The China financial crisis is here.  More companies are coming out of the woodwork that are unable to pay debt obligations.

We’ve been reporting for weeks on the Evergrande debt obligations that were falling further and further behind.


Today we can report that the Evergrande situation is spreading.

A company by the name of Jumbo Fortune had a $260 million note coming due on October 3, 2021, that it says was backed by Evergrande.   However, Evergrande apparently didn’t record this liability on its books.  We have no word that this has yet been settled.

Earlier this morning two other companies in the China real estate business were identified in situations just like Evergrande.  CNBC reports on Fantasia Holdings:

Ratings agencies have downgraded Chinese developers Fantasia Holdings and Sinic Holdings over risks from their strained cash flow situations.
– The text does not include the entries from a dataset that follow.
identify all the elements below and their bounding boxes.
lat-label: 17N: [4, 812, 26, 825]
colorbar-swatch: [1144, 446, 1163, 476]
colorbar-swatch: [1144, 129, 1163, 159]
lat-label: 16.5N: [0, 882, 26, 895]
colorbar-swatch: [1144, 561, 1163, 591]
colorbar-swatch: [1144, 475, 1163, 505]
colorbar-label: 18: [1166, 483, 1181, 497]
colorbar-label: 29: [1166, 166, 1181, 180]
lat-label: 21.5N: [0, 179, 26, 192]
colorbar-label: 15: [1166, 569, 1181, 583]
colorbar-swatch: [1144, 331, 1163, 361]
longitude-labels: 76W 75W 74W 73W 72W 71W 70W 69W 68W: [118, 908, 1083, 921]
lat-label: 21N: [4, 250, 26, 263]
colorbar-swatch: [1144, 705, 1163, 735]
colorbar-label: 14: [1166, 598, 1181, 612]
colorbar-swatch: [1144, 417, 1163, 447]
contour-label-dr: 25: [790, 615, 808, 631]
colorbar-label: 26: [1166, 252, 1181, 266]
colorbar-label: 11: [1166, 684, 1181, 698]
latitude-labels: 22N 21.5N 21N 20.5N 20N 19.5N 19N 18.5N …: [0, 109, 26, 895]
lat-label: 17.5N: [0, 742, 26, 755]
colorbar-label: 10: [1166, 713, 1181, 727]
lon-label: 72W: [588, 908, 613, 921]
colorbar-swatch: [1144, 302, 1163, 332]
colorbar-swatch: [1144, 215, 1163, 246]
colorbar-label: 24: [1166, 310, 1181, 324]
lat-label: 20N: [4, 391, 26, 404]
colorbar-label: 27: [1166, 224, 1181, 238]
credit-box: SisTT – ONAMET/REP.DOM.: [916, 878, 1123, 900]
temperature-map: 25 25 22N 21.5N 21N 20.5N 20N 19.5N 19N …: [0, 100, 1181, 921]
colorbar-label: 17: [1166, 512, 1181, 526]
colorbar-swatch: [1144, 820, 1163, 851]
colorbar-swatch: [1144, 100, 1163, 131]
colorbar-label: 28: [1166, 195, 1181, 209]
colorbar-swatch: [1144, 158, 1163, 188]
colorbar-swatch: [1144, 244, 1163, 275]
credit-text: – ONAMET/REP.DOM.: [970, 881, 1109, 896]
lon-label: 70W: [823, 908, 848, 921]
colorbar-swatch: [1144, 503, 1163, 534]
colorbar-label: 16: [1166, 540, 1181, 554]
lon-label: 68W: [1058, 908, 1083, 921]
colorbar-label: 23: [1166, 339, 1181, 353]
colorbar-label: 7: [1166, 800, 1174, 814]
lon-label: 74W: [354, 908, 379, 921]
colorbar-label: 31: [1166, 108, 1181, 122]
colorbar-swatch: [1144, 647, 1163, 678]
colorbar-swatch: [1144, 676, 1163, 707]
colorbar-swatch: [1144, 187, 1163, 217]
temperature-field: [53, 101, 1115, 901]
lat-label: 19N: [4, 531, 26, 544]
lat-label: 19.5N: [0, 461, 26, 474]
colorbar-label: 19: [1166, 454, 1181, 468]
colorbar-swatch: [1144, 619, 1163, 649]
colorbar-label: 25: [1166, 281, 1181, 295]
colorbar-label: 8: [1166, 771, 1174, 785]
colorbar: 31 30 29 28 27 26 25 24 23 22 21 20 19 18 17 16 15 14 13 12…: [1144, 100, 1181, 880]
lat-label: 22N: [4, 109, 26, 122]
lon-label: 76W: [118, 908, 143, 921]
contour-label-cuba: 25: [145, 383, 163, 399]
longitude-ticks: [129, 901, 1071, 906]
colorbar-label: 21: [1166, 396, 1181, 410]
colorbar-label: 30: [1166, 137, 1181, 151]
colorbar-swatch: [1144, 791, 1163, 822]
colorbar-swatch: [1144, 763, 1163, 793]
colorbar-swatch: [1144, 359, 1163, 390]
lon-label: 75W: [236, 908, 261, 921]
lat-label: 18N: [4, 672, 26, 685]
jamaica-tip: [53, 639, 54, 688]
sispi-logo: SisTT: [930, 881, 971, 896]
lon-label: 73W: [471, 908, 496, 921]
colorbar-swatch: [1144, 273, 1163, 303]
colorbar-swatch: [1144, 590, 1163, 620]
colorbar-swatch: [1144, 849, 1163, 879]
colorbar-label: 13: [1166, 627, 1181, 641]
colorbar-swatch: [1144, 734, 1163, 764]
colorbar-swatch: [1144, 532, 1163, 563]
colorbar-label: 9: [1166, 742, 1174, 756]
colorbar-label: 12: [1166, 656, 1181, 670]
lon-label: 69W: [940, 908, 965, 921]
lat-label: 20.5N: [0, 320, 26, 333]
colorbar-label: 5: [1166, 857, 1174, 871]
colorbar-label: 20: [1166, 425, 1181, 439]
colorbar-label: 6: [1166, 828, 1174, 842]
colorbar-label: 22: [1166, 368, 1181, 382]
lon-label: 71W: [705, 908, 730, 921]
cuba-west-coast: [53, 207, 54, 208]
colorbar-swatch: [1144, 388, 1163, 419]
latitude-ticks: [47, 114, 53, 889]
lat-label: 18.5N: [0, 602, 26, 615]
Fantasia did not repay the principal amount of $206 million of a bond that matured on Monday, it said in a filing to the Hong Kong exchange…

…The fallout from Fantasia, however, would be smaller compared with Evergrande.

Evergrande is the world’s most indebted property developer with liabilities of $300 billion, while Fantasia has total liabilities of 82.9 billion yuan ($12.8 billion), according to its first-half financial statement.

Sinic is also facing solvency issues per CNBC:

The ratings agency [S&P] said that the Chinese developer is likely to default on its $246 million offshore dollar-denominated bond due Oct. 18. Sinic‘s local subsidiaries have already failed to make $38.7 million in interest payments on two onshore yuan-denominated bonds that were due Sept. 18, S&P said.

Sinic has total liabilities of $14.2 billion, its first-half financial statement showed. Shares of the Chinese real estate developer have been halted since Sept. 20.

The total debt of the companies above amounts to more than $400 billion or nearly half a trillion USD and this is just the beginning.